Dannyvandelft
Well-Known Member
You're seriously comparing a BRZ to a Cayman....You can have a neutral FF car with 60F/40R weight distribution, and you can have a neutral RR car with 40F/60R weight distribution. Handling balance is not fixed by weight distribution... The ancient 911s that exhibited understeer until you gave a mid-corner lift at which point they oversteered off the road behaved that way because of suspension deficiencies and not due to weight distribution.
FWIW I drove my ~55/45 BRZ and my ~45/55 Cayman back to back at a few track events this year, and I can assure you that the Cayman both understeered less at corner entry and put its (modest) power down better at corner exit while being every bit as driftable as the BRZ. Both have minor suspension mods for front camber (-3.2 BRZ, -2.9 Cayman) and slightly stiffer and lower springs
50/50 is marketing for the masses who don't know better. It's also a mark that is achievable for a mass-market FR car, so when manufacturers hit it, they like brag about it, even to the point of calling it "perfect", which it isn't... For sure 50/50 for a rwd performance car is *way* better than 55F/45R. But 45F/55R is better still. For serious power/weight rwd cars, even more rear bias is better. Primarily better for putting power down accelerating out of corners (as well as in a straight line from lower speeds), but there are other benefits including better braking due to rear tires being able to contribute a lot more.
There's a reason megaperforming rwd cars are not 50/50...
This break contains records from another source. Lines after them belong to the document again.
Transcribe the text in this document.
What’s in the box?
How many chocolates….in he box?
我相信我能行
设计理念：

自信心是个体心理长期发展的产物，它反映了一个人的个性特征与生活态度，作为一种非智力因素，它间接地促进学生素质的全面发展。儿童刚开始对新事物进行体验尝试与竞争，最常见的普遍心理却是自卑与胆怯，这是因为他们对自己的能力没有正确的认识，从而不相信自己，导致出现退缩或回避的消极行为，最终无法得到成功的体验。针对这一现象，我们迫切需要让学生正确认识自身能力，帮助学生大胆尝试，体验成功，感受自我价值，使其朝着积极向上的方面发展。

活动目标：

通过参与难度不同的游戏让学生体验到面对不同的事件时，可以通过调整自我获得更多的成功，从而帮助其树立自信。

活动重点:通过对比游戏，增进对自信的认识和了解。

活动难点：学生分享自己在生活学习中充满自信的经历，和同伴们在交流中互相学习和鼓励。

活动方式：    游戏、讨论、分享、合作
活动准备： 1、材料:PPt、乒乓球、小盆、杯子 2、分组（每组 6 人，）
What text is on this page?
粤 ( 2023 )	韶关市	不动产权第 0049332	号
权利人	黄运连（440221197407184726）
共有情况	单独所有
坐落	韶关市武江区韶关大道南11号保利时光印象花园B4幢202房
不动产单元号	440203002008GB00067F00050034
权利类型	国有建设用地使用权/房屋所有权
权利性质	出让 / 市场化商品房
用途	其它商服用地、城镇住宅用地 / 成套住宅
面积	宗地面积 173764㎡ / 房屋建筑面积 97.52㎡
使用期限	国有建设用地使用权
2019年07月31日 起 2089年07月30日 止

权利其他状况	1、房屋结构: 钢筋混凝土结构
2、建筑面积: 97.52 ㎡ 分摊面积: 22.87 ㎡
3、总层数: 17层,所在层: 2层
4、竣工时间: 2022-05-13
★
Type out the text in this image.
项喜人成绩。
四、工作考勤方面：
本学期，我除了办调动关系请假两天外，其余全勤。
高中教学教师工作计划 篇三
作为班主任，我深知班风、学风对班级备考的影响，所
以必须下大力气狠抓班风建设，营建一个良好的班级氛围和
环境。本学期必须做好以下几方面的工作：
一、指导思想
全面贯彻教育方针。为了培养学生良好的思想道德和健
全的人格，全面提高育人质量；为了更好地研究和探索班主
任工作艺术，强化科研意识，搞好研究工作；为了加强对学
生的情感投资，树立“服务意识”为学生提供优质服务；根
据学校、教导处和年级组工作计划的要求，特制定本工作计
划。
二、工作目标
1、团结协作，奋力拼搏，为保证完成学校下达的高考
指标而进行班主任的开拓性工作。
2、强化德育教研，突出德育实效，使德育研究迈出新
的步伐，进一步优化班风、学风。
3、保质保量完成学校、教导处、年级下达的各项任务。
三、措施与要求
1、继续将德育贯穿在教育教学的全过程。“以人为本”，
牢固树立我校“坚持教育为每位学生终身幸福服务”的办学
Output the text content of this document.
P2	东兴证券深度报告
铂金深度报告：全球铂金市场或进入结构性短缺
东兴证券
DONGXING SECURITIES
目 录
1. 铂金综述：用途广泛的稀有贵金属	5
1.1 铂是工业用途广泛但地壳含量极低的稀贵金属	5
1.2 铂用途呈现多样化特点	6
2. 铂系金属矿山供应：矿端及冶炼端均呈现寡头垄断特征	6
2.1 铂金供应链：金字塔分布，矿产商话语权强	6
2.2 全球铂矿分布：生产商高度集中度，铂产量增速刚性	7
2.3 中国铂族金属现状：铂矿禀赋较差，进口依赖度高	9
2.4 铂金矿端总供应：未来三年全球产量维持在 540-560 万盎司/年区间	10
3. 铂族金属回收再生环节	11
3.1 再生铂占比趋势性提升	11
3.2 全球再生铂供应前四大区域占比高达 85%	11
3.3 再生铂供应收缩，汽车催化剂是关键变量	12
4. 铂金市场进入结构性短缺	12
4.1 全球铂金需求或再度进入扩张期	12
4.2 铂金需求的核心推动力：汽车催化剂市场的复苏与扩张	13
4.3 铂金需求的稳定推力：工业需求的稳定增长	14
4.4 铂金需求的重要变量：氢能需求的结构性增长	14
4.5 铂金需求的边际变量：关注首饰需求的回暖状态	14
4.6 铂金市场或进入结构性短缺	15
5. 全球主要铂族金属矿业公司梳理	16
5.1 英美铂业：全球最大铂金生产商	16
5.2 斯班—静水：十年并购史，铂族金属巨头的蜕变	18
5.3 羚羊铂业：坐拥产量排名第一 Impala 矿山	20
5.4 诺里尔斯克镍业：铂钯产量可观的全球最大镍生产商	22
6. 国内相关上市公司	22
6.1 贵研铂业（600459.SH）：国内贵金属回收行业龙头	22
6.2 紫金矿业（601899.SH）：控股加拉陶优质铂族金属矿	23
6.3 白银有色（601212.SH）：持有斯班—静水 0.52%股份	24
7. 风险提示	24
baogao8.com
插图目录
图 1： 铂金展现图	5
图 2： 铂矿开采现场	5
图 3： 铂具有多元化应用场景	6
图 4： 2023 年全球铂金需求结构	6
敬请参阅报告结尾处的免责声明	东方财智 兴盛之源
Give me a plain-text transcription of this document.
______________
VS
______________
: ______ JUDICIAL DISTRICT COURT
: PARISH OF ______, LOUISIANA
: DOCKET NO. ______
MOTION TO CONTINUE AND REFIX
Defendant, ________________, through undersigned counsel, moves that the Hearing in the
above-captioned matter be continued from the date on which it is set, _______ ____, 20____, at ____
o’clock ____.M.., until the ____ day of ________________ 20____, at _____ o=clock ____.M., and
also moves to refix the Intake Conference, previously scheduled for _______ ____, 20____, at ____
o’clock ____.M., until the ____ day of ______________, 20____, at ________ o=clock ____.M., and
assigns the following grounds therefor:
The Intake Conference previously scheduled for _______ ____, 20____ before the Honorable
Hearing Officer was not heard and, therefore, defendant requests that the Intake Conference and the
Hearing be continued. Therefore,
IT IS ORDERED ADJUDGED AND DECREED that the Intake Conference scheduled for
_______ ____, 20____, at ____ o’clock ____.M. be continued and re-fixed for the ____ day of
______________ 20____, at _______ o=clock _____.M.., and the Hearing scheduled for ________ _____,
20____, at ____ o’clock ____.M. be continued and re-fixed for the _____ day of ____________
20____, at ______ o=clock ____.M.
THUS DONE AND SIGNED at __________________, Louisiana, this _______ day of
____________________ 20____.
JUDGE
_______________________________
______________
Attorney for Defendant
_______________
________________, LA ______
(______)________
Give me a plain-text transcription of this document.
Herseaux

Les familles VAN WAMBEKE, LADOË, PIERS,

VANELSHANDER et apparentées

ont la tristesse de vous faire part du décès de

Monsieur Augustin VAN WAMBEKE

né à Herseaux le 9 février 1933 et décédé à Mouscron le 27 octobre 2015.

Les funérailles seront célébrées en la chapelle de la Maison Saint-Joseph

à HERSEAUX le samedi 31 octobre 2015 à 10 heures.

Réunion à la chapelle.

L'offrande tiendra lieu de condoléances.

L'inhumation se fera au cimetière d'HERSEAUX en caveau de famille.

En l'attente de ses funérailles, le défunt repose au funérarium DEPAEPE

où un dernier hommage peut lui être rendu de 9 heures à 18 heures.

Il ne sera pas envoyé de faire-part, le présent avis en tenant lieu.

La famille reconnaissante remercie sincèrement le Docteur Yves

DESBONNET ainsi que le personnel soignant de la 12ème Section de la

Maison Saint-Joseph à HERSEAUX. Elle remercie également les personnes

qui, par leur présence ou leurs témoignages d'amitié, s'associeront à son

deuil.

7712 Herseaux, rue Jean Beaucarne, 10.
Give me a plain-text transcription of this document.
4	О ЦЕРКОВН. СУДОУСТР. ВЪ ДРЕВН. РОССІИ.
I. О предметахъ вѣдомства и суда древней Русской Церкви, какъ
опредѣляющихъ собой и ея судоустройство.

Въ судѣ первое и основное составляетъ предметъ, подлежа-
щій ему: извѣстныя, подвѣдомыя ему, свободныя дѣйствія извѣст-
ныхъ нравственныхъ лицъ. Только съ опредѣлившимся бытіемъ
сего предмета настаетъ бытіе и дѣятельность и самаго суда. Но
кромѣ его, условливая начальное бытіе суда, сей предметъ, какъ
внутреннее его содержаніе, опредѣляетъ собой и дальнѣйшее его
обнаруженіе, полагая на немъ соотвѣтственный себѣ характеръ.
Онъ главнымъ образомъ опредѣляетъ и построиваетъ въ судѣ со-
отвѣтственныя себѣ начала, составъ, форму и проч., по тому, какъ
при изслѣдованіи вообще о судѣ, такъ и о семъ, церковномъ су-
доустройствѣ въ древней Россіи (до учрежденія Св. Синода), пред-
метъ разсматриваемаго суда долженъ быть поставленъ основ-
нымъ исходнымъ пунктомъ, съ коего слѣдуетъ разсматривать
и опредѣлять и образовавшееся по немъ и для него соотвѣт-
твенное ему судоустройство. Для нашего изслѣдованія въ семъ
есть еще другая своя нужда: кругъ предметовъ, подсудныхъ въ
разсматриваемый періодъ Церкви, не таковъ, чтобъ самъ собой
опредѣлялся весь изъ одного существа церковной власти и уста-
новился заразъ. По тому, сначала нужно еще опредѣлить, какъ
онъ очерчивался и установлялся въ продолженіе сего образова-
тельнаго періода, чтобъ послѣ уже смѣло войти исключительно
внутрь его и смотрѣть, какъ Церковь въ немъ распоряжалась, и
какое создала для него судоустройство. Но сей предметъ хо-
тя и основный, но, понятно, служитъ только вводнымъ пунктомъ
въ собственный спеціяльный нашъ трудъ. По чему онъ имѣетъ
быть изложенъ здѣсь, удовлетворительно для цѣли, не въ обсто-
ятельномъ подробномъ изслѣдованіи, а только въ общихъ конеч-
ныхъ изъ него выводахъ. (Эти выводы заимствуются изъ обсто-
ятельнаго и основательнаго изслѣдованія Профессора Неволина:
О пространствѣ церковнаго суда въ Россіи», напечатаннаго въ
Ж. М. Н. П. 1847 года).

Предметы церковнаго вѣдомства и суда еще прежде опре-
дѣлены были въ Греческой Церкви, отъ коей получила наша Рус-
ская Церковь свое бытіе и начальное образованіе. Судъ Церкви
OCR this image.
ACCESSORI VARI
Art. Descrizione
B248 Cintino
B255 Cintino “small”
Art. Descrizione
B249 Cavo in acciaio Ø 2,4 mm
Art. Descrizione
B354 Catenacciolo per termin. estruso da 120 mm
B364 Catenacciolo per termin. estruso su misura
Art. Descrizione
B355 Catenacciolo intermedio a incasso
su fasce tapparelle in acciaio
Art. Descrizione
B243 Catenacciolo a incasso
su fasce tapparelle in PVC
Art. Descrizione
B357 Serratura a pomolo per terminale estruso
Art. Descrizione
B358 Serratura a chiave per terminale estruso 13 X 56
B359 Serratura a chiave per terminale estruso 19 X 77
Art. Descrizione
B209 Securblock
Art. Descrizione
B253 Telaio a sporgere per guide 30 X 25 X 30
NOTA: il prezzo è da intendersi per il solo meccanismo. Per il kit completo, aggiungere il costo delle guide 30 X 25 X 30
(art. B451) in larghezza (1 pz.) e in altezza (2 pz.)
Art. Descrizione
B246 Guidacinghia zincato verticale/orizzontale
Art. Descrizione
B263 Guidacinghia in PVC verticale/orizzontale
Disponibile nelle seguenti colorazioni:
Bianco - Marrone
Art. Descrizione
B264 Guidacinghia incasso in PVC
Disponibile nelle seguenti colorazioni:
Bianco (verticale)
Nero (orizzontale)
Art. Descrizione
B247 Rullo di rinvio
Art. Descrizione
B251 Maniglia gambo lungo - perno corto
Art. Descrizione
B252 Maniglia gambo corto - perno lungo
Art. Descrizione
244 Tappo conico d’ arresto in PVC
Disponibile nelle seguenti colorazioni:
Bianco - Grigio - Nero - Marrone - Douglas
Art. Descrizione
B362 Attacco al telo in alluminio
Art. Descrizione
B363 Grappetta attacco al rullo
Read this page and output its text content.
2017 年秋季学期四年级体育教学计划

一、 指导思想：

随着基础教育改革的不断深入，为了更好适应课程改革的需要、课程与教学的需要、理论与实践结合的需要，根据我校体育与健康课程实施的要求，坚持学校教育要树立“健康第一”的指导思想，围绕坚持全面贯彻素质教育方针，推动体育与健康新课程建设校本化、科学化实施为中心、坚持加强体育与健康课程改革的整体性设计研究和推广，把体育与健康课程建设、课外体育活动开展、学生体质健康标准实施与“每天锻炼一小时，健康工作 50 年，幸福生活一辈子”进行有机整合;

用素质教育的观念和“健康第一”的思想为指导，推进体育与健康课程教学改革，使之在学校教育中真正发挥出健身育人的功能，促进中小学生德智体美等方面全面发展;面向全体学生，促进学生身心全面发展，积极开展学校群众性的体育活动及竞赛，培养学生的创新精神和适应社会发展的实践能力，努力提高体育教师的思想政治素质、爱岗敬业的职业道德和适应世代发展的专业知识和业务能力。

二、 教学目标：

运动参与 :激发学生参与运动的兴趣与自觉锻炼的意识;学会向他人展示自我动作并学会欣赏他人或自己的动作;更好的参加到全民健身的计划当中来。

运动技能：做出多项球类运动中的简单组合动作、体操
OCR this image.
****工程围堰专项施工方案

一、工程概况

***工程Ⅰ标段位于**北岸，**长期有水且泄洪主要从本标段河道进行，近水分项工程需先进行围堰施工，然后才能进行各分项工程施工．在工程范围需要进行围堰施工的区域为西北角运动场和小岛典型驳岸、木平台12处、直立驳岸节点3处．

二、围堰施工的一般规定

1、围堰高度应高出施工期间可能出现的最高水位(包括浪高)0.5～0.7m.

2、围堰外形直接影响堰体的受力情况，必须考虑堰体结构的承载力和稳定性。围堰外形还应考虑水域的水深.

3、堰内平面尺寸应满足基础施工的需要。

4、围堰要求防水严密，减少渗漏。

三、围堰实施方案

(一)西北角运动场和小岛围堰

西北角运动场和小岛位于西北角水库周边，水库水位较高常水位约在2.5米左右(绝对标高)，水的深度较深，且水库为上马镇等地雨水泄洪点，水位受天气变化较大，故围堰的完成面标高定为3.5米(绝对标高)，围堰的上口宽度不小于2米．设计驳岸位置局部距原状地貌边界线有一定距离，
There are soooooooo many variables there, I don't even know where to start. Chassis stiffness, quality of suspension, tire, front engine vs mid engine, overall build quality and chassis tuning. My God, you might as well compare a Chevy Volt to a Honda Civic Type R.
Anyway, back on topic, I don't think the balance between the I4 and I6 will matter much. IF there is any improvement at all, it'll be negated by the power difference.